We shall next consider the district court's findings that appellant negligently constructed and maintained sewage facilities and that such negligence was the proximate cause of damage to appellees' land.
Upon reactivation of the air base a new sewage disposal system was constructed. This system utilized a tank in which waste was separated by gravity and two open ponds into which the remaining fluids flowed for secondary treatment. The ponds were located approximately 100 feet north of appellees' land. They were about nine feet deep and covered a total of 15.86 acres. Effluent was continuously discharged into the ponds (approximately 90,000 gallons a day) until their use was discontinued on May 26, 1958. The ponds were neither sealed nor lined. They were always full and at times would overflow (with the result that some effluent would flow onto appellees' land).
Evidence was introduced to show that it was readily observable at the time the ponds were excavated that the excavation intercepted a sandy layer (acquifer). Appellees' witnesses testified and tests were introduced to show that this sandy layer, underlaid and overlaid by relatively impervious strata, underlay the entire area and that effluent from the ponds percolated into the acquifer and flowed by gravity into and under appellees' land; the effect of this subterranean flow was to raise the water table and cause a concentration of salts in the upper foot, or growing area, of the soil. The increased salinity in the soil inhibited the growth of crops.
Appellees contended that the government was engligent in failing to (1) investigate the effect of underground percolation and flow of the effluent from the ponds; (2) line the ponds with an impervious material; and in (3) allowing such conditions to persist until May, 1958. Appellant admits that no test holes were taken at the pond site for the purpose of determining whether there would be possible percolation of the effluent into and under appellees' land. As to the second ground listed above, an irrigation and drainage engineer who was familiar with the land in the area, testified that he would have lined the ponds. Finally, appellees brought these conditions to the attention of the government in 1953, shortly after the ponds became operative. The government conducted an investigation at that time, but concluded that although there was some percolation of effluent into and under appellees' land, the land was not being damaged thereby.
Evidence was introduced by appellees to show the condition of the land before and after the ponds became operative. One witness testified that it would take from five to twenty years to remove the increased salinity from the soil. Two valuation experts testified, one stating that the property had been damaged in the sum of $129,000 and the other that the property had been damaged in the sum of $119,000.

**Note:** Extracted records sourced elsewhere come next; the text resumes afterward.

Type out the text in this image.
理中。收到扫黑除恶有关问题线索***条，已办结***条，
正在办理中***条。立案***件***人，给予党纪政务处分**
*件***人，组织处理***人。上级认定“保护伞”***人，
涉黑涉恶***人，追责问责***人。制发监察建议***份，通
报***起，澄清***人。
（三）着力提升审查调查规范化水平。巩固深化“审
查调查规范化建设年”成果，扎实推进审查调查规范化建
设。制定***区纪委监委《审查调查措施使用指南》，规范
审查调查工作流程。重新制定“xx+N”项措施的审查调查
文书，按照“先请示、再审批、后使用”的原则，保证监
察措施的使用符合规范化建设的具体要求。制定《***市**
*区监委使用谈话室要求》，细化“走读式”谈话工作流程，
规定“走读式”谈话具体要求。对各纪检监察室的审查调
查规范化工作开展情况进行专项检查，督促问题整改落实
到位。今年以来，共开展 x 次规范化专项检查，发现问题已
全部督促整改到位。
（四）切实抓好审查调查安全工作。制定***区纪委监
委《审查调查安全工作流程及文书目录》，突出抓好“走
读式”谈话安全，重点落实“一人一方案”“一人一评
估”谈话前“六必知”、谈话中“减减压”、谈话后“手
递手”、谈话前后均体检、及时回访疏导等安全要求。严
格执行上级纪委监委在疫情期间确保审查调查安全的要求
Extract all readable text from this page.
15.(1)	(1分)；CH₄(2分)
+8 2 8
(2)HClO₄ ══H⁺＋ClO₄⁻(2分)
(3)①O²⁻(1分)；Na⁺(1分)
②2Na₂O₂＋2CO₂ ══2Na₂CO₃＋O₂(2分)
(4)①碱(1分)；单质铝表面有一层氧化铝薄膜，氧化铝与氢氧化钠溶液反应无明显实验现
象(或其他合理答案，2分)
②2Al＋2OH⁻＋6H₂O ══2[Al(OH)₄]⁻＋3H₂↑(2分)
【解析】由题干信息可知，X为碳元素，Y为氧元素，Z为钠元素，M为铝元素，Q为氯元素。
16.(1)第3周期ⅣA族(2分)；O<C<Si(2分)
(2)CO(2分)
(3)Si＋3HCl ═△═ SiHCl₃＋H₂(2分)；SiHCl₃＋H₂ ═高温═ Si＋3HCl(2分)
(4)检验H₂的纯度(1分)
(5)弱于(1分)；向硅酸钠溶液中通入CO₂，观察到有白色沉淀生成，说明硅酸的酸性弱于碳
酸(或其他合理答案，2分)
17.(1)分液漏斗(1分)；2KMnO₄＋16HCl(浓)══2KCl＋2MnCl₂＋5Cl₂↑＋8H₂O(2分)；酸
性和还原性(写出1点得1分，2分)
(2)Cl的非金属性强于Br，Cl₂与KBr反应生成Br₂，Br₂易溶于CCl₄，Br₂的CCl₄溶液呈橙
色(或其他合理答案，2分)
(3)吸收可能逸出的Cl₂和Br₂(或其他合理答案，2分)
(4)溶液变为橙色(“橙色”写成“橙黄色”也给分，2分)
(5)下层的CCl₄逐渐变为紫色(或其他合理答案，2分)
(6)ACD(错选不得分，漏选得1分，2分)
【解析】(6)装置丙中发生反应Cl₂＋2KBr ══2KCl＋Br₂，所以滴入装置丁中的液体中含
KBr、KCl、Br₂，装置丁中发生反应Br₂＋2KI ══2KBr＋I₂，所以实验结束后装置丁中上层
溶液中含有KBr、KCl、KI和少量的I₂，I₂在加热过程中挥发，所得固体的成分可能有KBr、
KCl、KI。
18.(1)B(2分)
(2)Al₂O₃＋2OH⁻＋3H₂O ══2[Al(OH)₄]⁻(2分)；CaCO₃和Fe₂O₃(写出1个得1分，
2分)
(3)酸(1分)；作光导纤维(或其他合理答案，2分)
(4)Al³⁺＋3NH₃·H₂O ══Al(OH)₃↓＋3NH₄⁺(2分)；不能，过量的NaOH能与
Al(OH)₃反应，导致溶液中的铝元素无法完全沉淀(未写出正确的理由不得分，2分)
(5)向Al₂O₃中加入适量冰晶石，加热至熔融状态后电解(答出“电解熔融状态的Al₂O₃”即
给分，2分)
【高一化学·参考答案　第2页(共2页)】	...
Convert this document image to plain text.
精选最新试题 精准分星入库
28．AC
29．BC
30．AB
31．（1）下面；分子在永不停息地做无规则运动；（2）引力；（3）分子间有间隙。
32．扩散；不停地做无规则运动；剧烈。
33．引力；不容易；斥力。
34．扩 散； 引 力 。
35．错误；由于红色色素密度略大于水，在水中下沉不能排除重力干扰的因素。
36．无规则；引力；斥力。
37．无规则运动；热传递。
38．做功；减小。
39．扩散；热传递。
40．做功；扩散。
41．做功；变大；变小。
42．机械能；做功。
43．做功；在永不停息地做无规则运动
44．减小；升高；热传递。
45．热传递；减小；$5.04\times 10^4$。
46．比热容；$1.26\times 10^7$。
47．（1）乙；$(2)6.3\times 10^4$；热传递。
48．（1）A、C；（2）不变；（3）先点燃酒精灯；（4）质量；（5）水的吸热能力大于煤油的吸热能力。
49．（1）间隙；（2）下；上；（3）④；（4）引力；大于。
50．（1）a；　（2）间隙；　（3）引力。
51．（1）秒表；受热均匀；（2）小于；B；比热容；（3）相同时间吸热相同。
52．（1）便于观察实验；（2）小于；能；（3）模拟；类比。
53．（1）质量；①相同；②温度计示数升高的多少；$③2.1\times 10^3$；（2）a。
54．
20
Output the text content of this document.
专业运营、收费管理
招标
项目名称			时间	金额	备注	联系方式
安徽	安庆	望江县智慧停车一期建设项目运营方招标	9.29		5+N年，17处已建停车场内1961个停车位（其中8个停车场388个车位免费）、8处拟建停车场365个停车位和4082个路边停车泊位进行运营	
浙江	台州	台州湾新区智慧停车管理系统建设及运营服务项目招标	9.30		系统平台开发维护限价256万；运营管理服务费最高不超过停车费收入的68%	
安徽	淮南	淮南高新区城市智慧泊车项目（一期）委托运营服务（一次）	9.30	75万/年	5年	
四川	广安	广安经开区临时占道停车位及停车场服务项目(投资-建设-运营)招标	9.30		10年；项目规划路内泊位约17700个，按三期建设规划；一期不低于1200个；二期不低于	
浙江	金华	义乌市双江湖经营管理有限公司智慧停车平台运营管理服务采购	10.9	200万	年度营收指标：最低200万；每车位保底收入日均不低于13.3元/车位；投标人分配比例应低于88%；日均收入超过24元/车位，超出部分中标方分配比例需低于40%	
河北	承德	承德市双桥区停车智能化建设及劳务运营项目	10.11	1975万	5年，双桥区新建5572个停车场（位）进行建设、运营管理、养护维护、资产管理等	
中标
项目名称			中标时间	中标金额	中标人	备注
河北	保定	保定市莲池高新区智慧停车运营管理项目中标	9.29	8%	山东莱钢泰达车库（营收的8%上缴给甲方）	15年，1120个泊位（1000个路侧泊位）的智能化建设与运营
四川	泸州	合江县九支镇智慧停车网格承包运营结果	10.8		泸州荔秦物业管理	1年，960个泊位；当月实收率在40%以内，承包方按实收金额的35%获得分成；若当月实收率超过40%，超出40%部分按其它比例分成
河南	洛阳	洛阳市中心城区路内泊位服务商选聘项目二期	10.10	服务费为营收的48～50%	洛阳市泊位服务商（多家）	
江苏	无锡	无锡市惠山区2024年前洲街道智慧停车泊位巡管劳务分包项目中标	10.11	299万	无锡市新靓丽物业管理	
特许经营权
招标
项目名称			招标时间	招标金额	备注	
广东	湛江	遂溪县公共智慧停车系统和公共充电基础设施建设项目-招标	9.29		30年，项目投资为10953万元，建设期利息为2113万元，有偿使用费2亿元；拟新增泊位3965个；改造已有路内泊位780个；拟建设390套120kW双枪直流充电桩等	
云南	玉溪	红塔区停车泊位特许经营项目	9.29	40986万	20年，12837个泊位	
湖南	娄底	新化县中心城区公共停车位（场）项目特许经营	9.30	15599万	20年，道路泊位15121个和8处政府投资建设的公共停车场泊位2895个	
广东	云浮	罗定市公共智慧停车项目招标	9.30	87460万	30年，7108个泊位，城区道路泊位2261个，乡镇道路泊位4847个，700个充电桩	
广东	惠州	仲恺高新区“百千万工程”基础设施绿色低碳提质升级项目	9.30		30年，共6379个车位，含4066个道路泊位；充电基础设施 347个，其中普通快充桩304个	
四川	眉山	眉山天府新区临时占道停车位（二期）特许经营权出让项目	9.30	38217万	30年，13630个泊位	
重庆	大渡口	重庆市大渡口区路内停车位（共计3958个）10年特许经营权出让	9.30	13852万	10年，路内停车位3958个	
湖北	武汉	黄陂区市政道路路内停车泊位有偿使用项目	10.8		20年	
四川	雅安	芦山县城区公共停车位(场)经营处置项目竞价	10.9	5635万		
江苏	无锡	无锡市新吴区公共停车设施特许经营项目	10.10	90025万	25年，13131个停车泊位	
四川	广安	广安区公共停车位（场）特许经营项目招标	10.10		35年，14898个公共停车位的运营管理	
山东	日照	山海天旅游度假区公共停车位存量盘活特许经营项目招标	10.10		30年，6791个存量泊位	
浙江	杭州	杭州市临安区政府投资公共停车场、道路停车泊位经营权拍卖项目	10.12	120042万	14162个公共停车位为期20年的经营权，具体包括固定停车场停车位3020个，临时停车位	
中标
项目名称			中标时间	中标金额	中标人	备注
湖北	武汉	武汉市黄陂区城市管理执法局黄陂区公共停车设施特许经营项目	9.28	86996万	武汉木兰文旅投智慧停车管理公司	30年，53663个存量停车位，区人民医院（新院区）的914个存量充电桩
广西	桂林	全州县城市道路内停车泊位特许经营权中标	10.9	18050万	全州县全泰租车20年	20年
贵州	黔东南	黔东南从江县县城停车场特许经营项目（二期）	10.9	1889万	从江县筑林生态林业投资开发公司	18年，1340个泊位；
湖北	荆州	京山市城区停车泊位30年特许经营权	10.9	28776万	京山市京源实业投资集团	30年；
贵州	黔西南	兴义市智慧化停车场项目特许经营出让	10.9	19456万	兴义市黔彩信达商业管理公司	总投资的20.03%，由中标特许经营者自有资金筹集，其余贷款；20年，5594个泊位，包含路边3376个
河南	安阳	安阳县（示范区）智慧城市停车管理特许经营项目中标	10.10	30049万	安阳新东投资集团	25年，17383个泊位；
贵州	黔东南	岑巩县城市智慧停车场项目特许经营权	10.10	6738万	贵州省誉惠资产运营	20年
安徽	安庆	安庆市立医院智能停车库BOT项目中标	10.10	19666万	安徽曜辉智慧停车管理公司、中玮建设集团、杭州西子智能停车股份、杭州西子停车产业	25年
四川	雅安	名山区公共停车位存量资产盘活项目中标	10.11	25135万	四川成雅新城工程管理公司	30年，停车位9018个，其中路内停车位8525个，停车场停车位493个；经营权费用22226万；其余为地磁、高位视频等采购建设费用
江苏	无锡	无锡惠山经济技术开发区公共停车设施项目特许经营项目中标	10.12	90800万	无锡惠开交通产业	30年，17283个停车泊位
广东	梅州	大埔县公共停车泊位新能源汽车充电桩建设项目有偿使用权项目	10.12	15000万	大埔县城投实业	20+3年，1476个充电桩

The testimony of the government's witnesses was in sharp conflict with that outlined above. However, the determination as to which testimony was more credible was one for the trier of fact. There is ample evidence to support the district court's findings of negligence and resultant damage, and we therefore cannot set them aside as being clearly erroneous.
The sole question remaining for our consideration is whether the district court erred in holding that appellees' cause of action was not precluded by 28 U.S.C. 2680(a).
The Federal Tort Claims Act was designed to render the government liable for its torts in 'the same manner and to the same extent as a private individual under like circumstances.' (28 U.S.C. 2674). Under 28 U.S.C. 2680(a), however, claims are not actionable if 'based upon the exercise of performance or the failure to exercise or perform a discretionary function or duty on the part of a federal agency or an employee of the Government, whether or not the discretion involved be abused.'1 Where discretion ends and actionable negligence begins for the purpose of this exception cannot be defined without reference to the factual situations in which the question of applicability of the exception has arisen.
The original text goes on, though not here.